Nervousness in the market ahead of key inflation data in the US and after strong inflation figures reported in the UK weighed on European credit derivatives markets on Tuesday.
Meanwhile, some single name credit default swaps, a kind of insurance against the non-payment of debt, were volatile on company-specific news.
The cost of insuring against a default for Valeo, the French auto parts maker, initially fell 15bp to 104bp following a report in La Tribune that the company will consider a capital increase in a bid to ward off a possible takeover attempt. However, Reuters has reported a Valeo spokesperson saying that the issue, which is on the agenda of a shareholder meeting is a formality and has nothing to do with any potential offer.

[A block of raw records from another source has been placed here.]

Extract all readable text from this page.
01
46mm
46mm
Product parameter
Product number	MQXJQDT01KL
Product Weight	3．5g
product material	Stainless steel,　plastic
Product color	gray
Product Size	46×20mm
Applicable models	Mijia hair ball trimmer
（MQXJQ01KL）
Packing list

Valeo’s CDS widened further to 111bp late morning, meaning it now costs €111,000 a year to €10m of Valeo debt against default over five years.
Meanwhile, Telecom Italia’s five-year CDS contract widened 3bp to 41bp on news that AT&T in the US has pulled out of exclusive talks to buy a stake in Olimpia, which controls Telecom Italia.
The overall market was trading wider, with the iTraxx Crossover index of junk-rated credits moving 2bp wider at a mid-price of 201.5bp while the main iTraxx Europe was also slightly wider at just over 23bp.